My recent post on the European Union's new law on Holocaust denial got me thinking about the effect our views of history have on our political opinions and vice versa. It's obvious that political views and historical views correlate. Reading a debate on the Finnish Civil War, for example, it's not difficult to tell the left-wingers and right-wingers apart. If an author makes prominent note that the non-socialist dominated Parliament had been democratically elected and that Svinhufvud's Senate was the country's legal government, he's probably a right-winger. If an author writes extensively about conditions on post-war prison camps and the Whites' dalliance with monarchism, he's probably a left-winger.

Historian Anthony F Upton wrote an essay on nationalism in Finnish history writing, "History and national identity: some Finnish examples" (PDF), which mostly deals with the period of national awakening and the Continuation War. The latter topic illustrates how historical views change over time, influenced by the political situation. Arvi Korhonen's driftwood theory has long been held as an example of unacceptable apologia for portraying a Finland as a piece of driftwood floating in a rapid, with no control over its course. Nowadays just about everyone agrees that Finland did actively pursue a close relationship with Germany and plan for war. However, this hasn't destroyed the reputation of the leaders Korhonen wanted to protect from blame, because many see the chosen course as the best one available. That's an argument that few people interested in their reputation would have dared to make when Korhonen was crafting the driftwood theory, so in effect this modern view is to the right of past conservative apologia. At the same time as this reinterpreting has taken place, Communist influence in Finnish society has collapsed. That's not a coincidence.

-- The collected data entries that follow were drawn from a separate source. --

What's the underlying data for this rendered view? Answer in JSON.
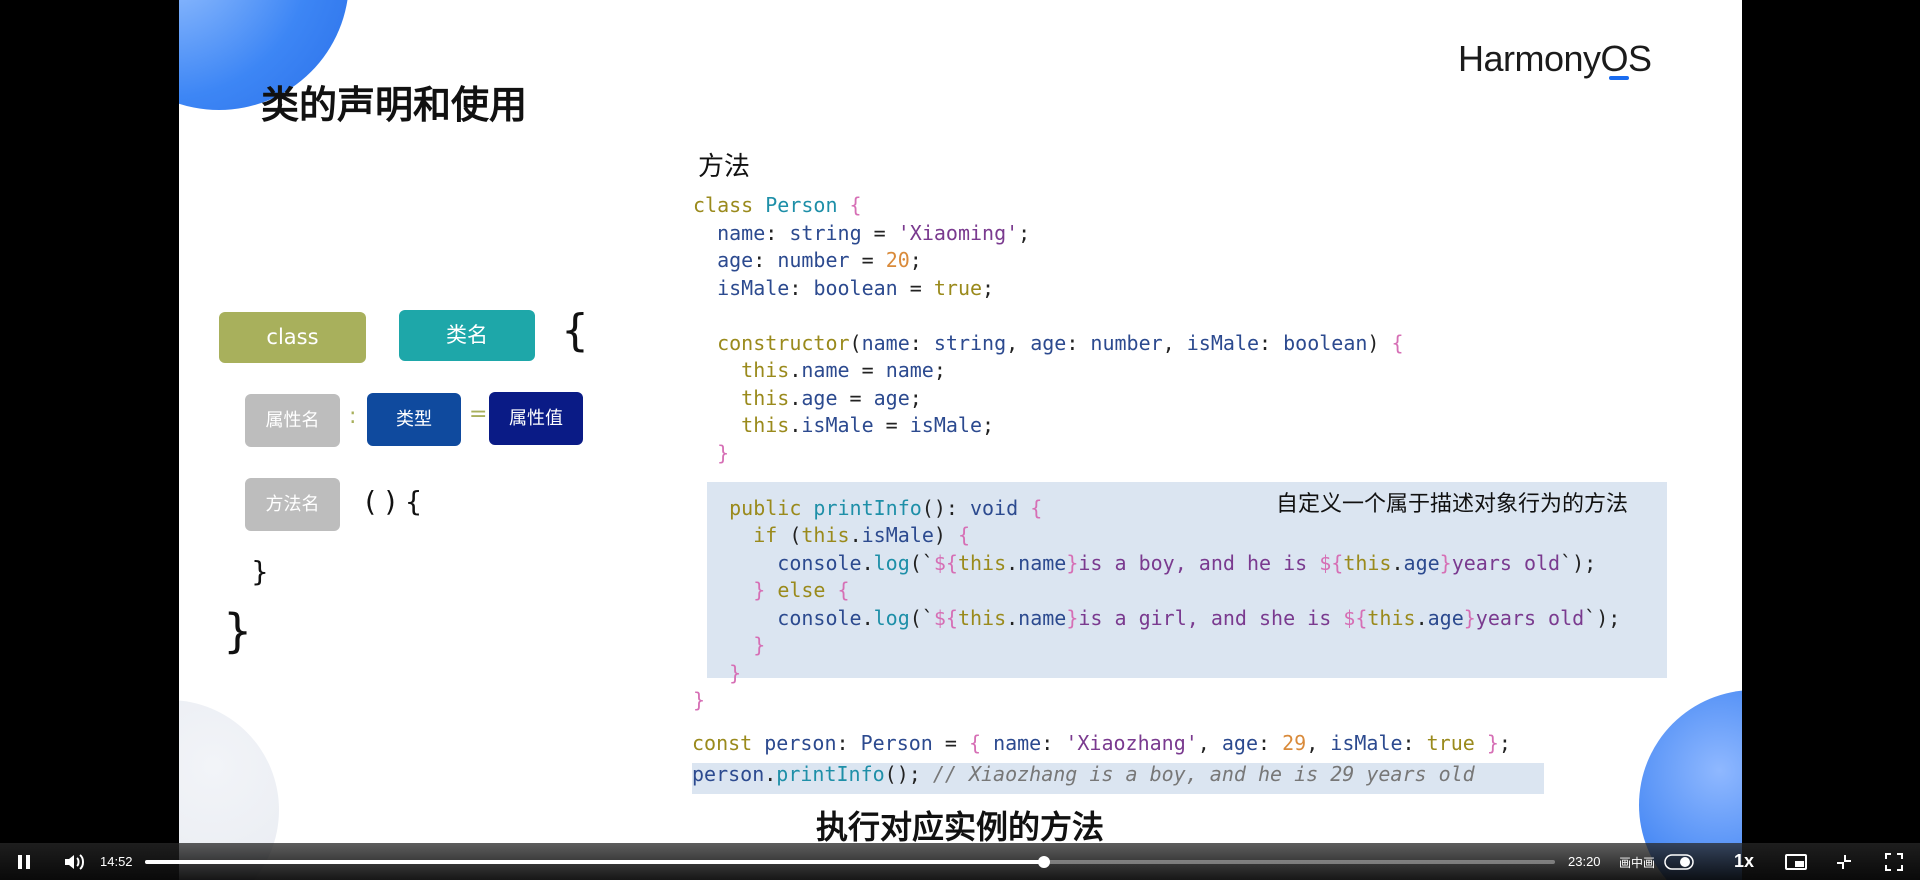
{
  "slide": {
    "title": "类的声明和使用",
    "logo_text": "HarmonyOS",
    "section_label": "方法",
    "annotation": "自定义一个属于描述对象行为的方法",
    "subtitle": "执行对应实例的方法"
  },
  "diagram": {
    "class_label": "class",
    "class_name_label": "类名",
    "open_brace": "{",
    "prop_name_label": "属性名",
    "colon": ":",
    "type_label": "类型",
    "equals": "=",
    "prop_value_label": "属性值",
    "method_name_label": "方法名",
    "method_parens": "( ) {",
    "method_close": "}",
    "class_close": "}",
    "colors": {
      "class_pill": "#a8b05c",
      "class_name_pill": "#1ea7a9",
      "prop_name_pill": "#bdbdbd",
      "type_pill": "#0f4a9e",
      "prop_value_pill": "#0a1b86",
      "method_name_pill": "#bdbdbd"
    }
  },
  "code": {
    "lines": [
      [
        [
          "kw",
          "class "
        ],
        [
          "ty",
          "Person "
        ],
        [
          "br",
          "{"
        ]
      ],
      [
        [
          "tx",
          "  "
        ],
        [
          "pr",
          "name"
        ],
        [
          "tx",
          ": "
        ],
        [
          "pr",
          "string"
        ],
        [
          "tx",
          " = "
        ],
        [
          "st",
          "'Xiaoming'"
        ],
        [
          "tx",
          ";"
        ]
      ],
      [
        [
          "tx",
          "  "
        ],
        [
          "pr",
          "age"
        ],
        [
          "tx",
          ": "
        ],
        [
          "pr",
          "number"
        ],
        [
          "tx",
          " = "
        ],
        [
          "nm",
          "20"
        ],
        [
          "tx",
          ";"
        ]
      ],
      [
        [
          "tx",
          "  "
        ],
        [
          "pr",
          "isMale"
        ],
        [
          "tx",
          ": "
        ],
        [
          "pr",
          "boolean"
        ],
        [
          "tx",
          " = "
        ],
        [
          "bl",
          "true"
        ],
        [
          "tx",
          ";"
        ]
      ],
      [
        [
          "tx",
          ""
        ]
      ],
      [
        [
          "tx",
          "  "
        ],
        [
          "kw",
          "constructor"
        ],
        [
          "tx",
          "("
        ],
        [
          "pr",
          "name"
        ],
        [
          "tx",
          ": "
        ],
        [
          "pr",
          "string"
        ],
        [
          "tx",
          ", "
        ],
        [
          "pr",
          "age"
        ],
        [
          "tx",
          ": "
        ],
        [
          "pr",
          "number"
        ],
        [
          "tx",
          ", "
        ],
        [
          "pr",
          "isMale"
        ],
        [
          "tx",
          ": "
        ],
        [
          "pr",
          "boolean"
        ],
        [
          "tx",
          ") "
        ],
        [
          "br",
          "{"
        ]
      ],
      [
        [
          "tx",
          "    "
        ],
        [
          "kw",
          "this"
        ],
        [
          "tx",
          "."
        ],
        [
          "pr",
          "name"
        ],
        [
          "tx",
          " = "
        ],
        [
          "pr",
          "name"
        ],
        [
          "tx",
          ";"
        ]
      ],
      [
        [
          "tx",
          "    "
        ],
        [
          "kw",
          "this"
        ],
        [
          "tx",
          "."
        ],
        [
          "pr",
          "age"
        ],
        [
          "tx",
          " = "
        ],
        [
          "pr",
          "age"
        ],
        [
          "tx",
          ";"
        ]
      ],
      [
        [
          "tx",
          "    "
        ],
        [
          "kw",
          "this"
        ],
        [
          "tx",
          "."
        ],
        [
          "pr",
          "isMale"
        ],
        [
          "tx",
          " = "
        ],
        [
          "pr",
          "isMale"
        ],
        [
          "tx",
          ";"
        ]
      ],
      [
        [
          "tx",
          "  "
        ],
        [
          "br",
          "}"
        ]
      ],
      [
        [
          "tx",
          ""
        ]
      ],
      [
        [
          "tx",
          "   "
        ],
        [
          "kw",
          "public "
        ],
        [
          "fn",
          "printInfo"
        ],
        [
          "tx",
          "(): "
        ],
        [
          "pr",
          "void "
        ],
        [
          "br",
          "{"
        ]
      ],
      [
        [
          "tx",
          "     "
        ],
        [
          "kw",
          "if "
        ],
        [
          "tx",
          "("
        ],
        [
          "kw",
          "this"
        ],
        [
          "tx",
          "."
        ],
        [
          "pr",
          "isMale"
        ],
        [
          "tx",
          ") "
        ],
        [
          "br",
          "{"
        ]
      ],
      [
        [
          "tx",
          "       "
        ],
        [
          "pr",
          "console"
        ],
        [
          "tx",
          "."
        ],
        [
          "fn",
          "log"
        ],
        [
          "tx",
          "(`"
        ],
        [
          "br",
          "${"
        ],
        [
          "kw",
          "this"
        ],
        [
          "tx",
          "."
        ],
        [
          "pr",
          "name"
        ],
        [
          "br",
          "}"
        ],
        [
          "st",
          "is a boy, and he is "
        ],
        [
          "br",
          "${"
        ],
        [
          "kw",
          "this"
        ],
        [
          "tx",
          "."
        ],
        [
          "pr",
          "age"
        ],
        [
          "br",
          "}"
        ],
        [
          "st",
          "years old"
        ],
        [
          "tx",
          "`);"
        ]
      ],
      [
        [
          "tx",
          "     "
        ],
        [
          "br",
          "} "
        ],
        [
          "kw",
          "else "
        ],
        [
          "br",
          "{"
        ]
      ],
      [
        [
          "tx",
          "       "
        ],
        [
          "pr",
          "console"
        ],
        [
          "tx",
          "."
        ],
        [
          "fn",
          "log"
        ],
        [
          "tx",
          "(`"
        ],
        [
          "br",
          "${"
        ],
        [
          "kw",
          "this"
        ],
        [
          "tx",
          "."
        ],
        [
          "pr",
          "name"
        ],
        [
          "br",
          "}"
        ],
        [
          "st",
          "is a girl, and she is "
        ],
        [
          "br",
          "${"
        ],
        [
          "kw",
          "this"
        ],
        [
          "tx",
          "."
        ],
        [
          "pr",
          "age"
        ],
        [
          "br",
          "}"
        ],
        [
          "st",
          "years old"
        ],
        [
          "tx",
          "`);"
        ]
      ],
      [
        [
          "tx",
          "     "
        ],
        [
          "br",
          "}"
        ]
      ],
      [
        [
          "tx",
          "   "
        ],
        [
          "br",
          "}"
        ]
      ],
      [
        [
          "br",
          "}"
        ]
      ]
    ],
    "usage_lines": [
      [
        [
          "kw",
          "const "
        ],
        [
          "pr",
          "person"
        ],
        [
          "tx",
          ": "
        ],
        [
          "pr",
          "Person"
        ],
        [
          "tx",
          " = "
        ],
        [
          "br",
          "{ "
        ],
        [
          "pr",
          "name"
        ],
        [
          "tx",
          ": "
        ],
        [
          "st",
          "'Xiaozhang'"
        ],
        [
          "tx",
          ", "
        ],
        [
          "pr",
          "age"
        ],
        [
          "tx",
          ": "
        ],
        [
          "nm",
          "29"
        ],
        [
          "tx",
          ", "
        ],
        [
          "pr",
          "isMale"
        ],
        [
          "tx",
          ": "
        ],
        [
          "bl",
          "true "
        ],
        [
          "br",
          "}"
        ],
        [
          "tx",
          ";"
        ]
      ],
      [
        [
          "pr",
          "person"
        ],
        [
          "tx",
          "."
        ],
        [
          "fn",
          "printInfo"
        ],
        [
          "tx",
          "(); "
        ],
        [
          "cm",
          "// Xiaozhang is a boy, and he is 29 years old"
        ]
      ]
    ]
  },
  "player": {
    "current_time": "14:52",
    "total_time": "23:20",
    "progress_fraction": 0.6373,
    "pip_label": "画中画",
    "speed_label": "1x",
    "pause_icon": "pause-icon",
    "volume_icon": "volume-icon",
    "pip_toggle_icon": "toggle-icon",
    "miniplayer_icon": "miniplayer-icon",
    "exit_fullscreen_icon": "exit-fullscreen-icon",
    "fullscreen_icon": "fullscreen-icon"
  }
}
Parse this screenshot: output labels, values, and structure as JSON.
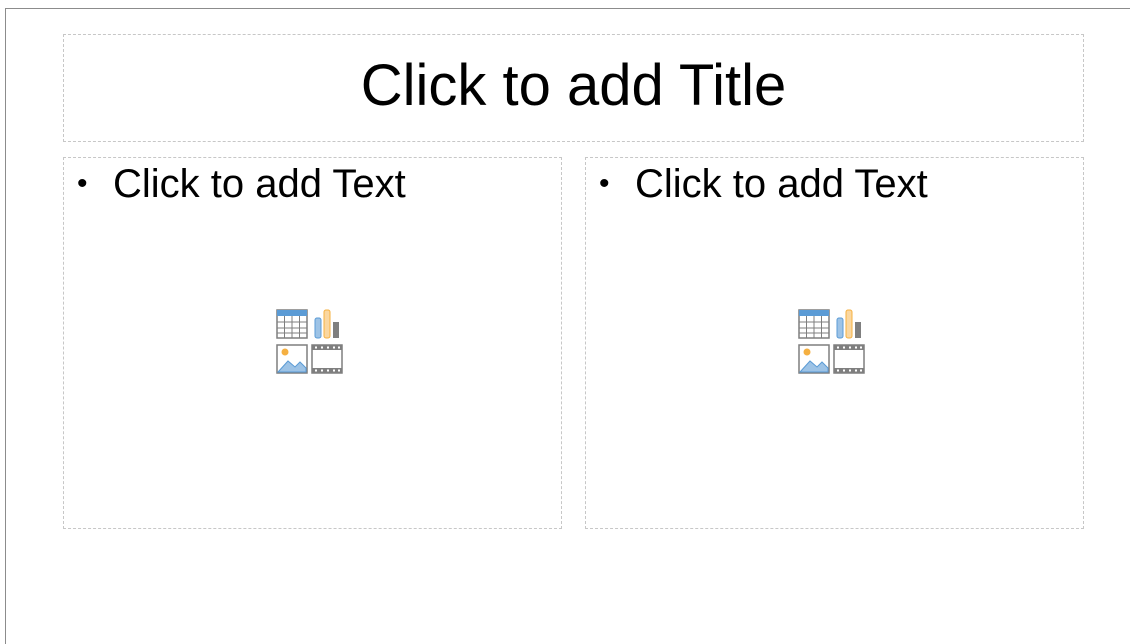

The recent ministerial appointments are another case in point. A person's view on Minister of Foreign Trade and Development Paavo Väyrynen (Centre Party) and Minister for Foreign Affairs Ilkka Kanerva (National Coalition Party) will be very different based on his view of Finlandization and their role in it. The kind view is that Finlandization served the best interests of Finland and centre-right politicians like Väyrynen and Kanerva were wise to play along to limit the influence of actual Communists. The unkind view is that a different political course could have been taken, a course that would have created a healthier political climate, and that the likes of Kanerva and Väyrynen were untrustworthy opportunists advancing their own interests. The flip side of the coin is that a right-wing Coalitionist is much more likely to adopt the unkind view - and to see the Kekkonen era opposition as the good guys - than a long-standing Centrist.

I've gone on a bit here, but my basic point is simple: history is much too politically important to let politicians to define what's acceptable in historical discourse. In the best case scenario they'll limit themselves to scoring cheap points; in the worst case scenario they'll severely limit the bounds of political speech.